So, given the choice, men prefer doing most of the housework. Who knew? According to researchers from Cambridge, using a survey of 30,000 households, chaps find that home life is a lot smoother if they do the cooking, washing, cleaning and shopping. Rather than letting their grumbling other halves do it.
They suggest this is because men have discovered that rushing with open arms towards the rubber gloves, rather than regularly collapsing on the sofa means a, less internal guilt and b, no noisy nagging. Hence, an easier life all round.
Of course, Cambridge thinks this is a direct result of global female emancipation. "Women are becoming more assertive and making their dissatisfaction with lazy partners plain," say the academics.
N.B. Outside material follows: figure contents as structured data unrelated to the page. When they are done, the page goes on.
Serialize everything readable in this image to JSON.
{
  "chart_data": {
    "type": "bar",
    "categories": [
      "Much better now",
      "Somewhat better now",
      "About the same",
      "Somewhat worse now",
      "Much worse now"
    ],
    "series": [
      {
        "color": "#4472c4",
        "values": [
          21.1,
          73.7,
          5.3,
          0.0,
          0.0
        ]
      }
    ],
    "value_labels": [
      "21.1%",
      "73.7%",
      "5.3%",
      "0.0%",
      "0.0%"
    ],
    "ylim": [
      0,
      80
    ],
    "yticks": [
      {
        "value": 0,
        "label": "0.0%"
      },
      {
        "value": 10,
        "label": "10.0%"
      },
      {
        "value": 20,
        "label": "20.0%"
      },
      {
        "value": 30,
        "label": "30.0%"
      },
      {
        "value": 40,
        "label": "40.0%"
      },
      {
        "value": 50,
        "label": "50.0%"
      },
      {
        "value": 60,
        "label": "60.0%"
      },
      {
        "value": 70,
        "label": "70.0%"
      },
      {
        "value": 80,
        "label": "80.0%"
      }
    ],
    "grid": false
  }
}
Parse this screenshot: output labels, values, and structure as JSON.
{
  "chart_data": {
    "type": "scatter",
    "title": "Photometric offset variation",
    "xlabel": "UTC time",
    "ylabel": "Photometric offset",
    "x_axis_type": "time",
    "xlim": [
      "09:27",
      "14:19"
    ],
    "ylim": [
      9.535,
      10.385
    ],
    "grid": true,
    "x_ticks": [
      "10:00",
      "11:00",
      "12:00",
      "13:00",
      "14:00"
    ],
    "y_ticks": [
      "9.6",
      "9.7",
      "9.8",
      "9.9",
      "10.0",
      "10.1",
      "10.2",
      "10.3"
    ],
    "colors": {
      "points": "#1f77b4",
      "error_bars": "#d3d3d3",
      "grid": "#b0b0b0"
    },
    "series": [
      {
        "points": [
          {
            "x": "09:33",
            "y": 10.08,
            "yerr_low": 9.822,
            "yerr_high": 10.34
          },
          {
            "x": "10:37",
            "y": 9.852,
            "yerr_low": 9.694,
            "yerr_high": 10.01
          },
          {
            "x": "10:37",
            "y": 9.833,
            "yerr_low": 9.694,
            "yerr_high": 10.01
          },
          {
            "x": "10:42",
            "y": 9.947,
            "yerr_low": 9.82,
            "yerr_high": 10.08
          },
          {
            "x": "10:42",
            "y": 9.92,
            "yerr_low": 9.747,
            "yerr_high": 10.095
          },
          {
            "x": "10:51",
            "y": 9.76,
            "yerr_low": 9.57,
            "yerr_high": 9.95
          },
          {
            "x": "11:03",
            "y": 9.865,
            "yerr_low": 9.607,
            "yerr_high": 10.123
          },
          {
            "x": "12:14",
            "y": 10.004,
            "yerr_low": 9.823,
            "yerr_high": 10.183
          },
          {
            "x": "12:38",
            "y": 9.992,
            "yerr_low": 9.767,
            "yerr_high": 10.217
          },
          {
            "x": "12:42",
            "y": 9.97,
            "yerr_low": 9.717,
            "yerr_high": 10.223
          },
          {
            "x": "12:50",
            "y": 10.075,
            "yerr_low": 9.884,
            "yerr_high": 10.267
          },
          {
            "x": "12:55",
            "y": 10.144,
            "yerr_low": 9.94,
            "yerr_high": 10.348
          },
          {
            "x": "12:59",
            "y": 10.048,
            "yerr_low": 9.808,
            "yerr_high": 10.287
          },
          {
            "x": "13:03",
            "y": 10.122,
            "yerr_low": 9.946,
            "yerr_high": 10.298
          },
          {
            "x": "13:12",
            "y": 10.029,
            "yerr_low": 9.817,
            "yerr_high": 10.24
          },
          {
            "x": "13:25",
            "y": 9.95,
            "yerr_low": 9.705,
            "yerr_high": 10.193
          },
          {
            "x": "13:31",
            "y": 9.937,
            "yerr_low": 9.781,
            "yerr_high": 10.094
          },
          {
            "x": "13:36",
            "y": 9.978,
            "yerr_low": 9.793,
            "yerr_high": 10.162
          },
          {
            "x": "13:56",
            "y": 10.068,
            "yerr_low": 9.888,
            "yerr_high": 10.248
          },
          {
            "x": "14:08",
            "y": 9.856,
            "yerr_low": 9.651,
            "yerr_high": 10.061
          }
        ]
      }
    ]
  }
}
I'm not at all sure this is true. Apparently, when women go on holiday, you can always identify the Alpha Female, because she'll be the one in the kitchen. Maybe it's the same at home. If your husband wants to stake out his place over loading the dishwasher and takes pride in wielding the Mr Muscle, maybe there is a message to be absorbed here. He who does the lion's share becomes the lion. According to Paul Hollywood, baking ace and resident hunk on The Great British Bake Off, men are always tweeting him pictures of cakes they have just created. Honestly.
Kitchen designers understand this; indeed, if you look at current trends, there's a lot of big, tough stuff going on in kitchens. It's all about terrifying gadgets which reinforce the idea of the kitchen as laboratory, racing car, and hi-pressure catering zone smoothly capable of delivering the highest possible placing in the social barometer which is the DPS (Dinner Party Stakes).
Perhaps it's a subtle way of redressing the balance; anxious about "career women" advancing in the boardroom and achieving all-round excellence at school, blokes have decided en masse, to undermine the soft underbelly of the Domestic Goddess. You know those smiling dads at the school cake sale? They're the ones to watch.